Une étude de Thomson Reuters parue en juin 2021 a révélé que 250 millions de dollars américains d’aide humanitaire de l’ONU ont été perdus auprès de banques libanaises qui appliquaient des taux de conversion défavorables entre la livre libanaise et le dollar. Cette étude était menée sur le programme Lebanon One Unified Inter-Organisational System for E-card, qui visait à doter les réfugiés de cartes de paiement et de retrait, mais des pertes similaires ont pu survenir dans d’autres programmes de l’ONU. Les banques qui ont appliqué ces taux de conversion défavorables sont proches de partis politiques. Pour éviter cela, les organisations pourraient envisager d’envoyer les aides directement en dollars auprès des bénéficiaires ; mais les agences de l’ONU sont contraintes de négocier avec les autorités libanaises pour continuer à opérer. En 2018, le ministre des Affaires étrangères Gebran Bassil avait menacé le HCR de geler les visas de ses employés. Trouver des accords est donc nécessaire à l’ONU et aux ONG pour continuer à opérer au Liban. Le rapport de force leur est assez défavorable, car le système humanitaire est fondé sur le respect de la souveraineté de l’État.

Publié le 15/11/2021


Claire Pilidjian est diplômée de l’Ecole Normale Supérieure de la rue d’Ulm en sciences sociales, de l’Ecole des affaires internationales de Sciences Po en « Human Rights and Humanitarian Action » et de l’Ecole des Hautes Etudes en Sciences sociales. Dans son mémoire de recherche, elle s’est intéressée aux enjeux politiques d’une controverse survenue en Jordanie après la diffusion de la première production de Netflix en langue arabe. 

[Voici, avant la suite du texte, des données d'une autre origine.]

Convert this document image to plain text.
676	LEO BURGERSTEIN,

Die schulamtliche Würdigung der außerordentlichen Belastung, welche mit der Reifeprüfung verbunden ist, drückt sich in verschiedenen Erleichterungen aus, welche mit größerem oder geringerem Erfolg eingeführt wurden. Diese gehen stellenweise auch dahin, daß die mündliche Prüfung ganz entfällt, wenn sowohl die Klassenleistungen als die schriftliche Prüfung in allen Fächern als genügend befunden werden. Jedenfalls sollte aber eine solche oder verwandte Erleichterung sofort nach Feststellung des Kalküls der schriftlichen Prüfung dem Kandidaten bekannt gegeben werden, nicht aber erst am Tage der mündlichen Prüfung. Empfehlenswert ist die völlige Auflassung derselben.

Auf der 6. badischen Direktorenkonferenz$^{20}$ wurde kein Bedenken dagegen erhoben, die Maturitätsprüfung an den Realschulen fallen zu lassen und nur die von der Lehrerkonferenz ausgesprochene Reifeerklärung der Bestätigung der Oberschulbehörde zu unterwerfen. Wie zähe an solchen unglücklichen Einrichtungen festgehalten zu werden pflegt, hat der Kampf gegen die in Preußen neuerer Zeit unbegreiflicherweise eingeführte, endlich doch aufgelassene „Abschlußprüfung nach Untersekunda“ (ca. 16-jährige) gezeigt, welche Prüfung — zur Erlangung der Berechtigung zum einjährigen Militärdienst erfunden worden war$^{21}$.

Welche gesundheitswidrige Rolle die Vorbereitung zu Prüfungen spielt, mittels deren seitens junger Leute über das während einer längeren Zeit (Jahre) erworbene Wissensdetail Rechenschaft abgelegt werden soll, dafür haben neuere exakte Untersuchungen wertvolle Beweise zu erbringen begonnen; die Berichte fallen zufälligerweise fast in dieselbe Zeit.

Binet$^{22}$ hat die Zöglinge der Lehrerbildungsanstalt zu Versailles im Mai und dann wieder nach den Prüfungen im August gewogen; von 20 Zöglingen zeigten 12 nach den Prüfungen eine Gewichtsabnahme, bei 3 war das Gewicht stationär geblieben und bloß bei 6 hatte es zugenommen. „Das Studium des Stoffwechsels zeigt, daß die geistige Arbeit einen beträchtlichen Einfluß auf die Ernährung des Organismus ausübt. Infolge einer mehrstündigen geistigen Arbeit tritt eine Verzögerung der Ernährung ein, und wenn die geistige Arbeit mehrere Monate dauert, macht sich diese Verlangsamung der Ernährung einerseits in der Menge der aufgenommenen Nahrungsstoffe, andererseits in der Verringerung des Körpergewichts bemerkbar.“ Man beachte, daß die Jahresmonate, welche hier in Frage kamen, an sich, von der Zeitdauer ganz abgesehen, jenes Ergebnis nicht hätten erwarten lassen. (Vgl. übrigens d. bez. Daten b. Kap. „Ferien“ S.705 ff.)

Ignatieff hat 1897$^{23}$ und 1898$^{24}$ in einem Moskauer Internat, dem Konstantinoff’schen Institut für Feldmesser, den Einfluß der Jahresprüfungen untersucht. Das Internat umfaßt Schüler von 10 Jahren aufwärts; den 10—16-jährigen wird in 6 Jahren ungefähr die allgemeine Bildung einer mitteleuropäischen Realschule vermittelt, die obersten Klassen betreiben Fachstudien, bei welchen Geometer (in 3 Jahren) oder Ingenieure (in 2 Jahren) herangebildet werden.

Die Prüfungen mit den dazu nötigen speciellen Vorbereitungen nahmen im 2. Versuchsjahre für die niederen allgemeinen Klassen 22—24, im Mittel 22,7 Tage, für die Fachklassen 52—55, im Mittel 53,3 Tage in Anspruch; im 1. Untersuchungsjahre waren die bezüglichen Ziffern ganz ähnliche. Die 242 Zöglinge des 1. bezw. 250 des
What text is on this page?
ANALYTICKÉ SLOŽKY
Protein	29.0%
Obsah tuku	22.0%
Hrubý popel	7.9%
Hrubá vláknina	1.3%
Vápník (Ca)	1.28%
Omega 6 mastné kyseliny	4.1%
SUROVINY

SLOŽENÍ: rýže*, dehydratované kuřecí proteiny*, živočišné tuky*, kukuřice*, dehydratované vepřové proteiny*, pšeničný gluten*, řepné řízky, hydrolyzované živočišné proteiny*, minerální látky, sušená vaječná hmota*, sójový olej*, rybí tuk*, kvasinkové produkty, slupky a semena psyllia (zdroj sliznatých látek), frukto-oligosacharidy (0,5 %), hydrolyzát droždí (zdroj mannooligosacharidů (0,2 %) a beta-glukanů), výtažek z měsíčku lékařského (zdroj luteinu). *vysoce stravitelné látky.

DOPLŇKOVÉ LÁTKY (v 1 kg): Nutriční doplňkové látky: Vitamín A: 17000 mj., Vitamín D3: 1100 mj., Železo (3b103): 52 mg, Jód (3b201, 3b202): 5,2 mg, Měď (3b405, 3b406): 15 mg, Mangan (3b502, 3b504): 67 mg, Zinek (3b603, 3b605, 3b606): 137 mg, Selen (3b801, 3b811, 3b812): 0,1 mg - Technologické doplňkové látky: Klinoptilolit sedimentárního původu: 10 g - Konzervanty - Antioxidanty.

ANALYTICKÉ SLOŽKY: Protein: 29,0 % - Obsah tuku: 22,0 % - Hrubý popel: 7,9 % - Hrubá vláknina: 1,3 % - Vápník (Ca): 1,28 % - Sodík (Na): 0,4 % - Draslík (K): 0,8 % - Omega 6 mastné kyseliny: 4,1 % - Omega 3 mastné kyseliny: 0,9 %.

Clothilde Facon est une ancienne élève de l’Ecole normale supérieure de Lyon. Doctorante en sociologie politique à l’université Sorbonne-Paris-Nord et affiliée à l’Institut Français du Proche-Orient, elle travaille sur les politiques d’aide mises en œuvre par les acteurs internationaux au Liban, en particulier à l’égard des réfugiés syriens, sur la politisation de l’aide humanitaire ainsi que les interactions entre les agendas humanitaire et sécuritaire. Elle a publié divers articles, notamment dans la revue Territory, Politics, Governance, la Civil Society Review et Orient XXI ainsi que des tribunes pour Le Monde et Middle East Eye.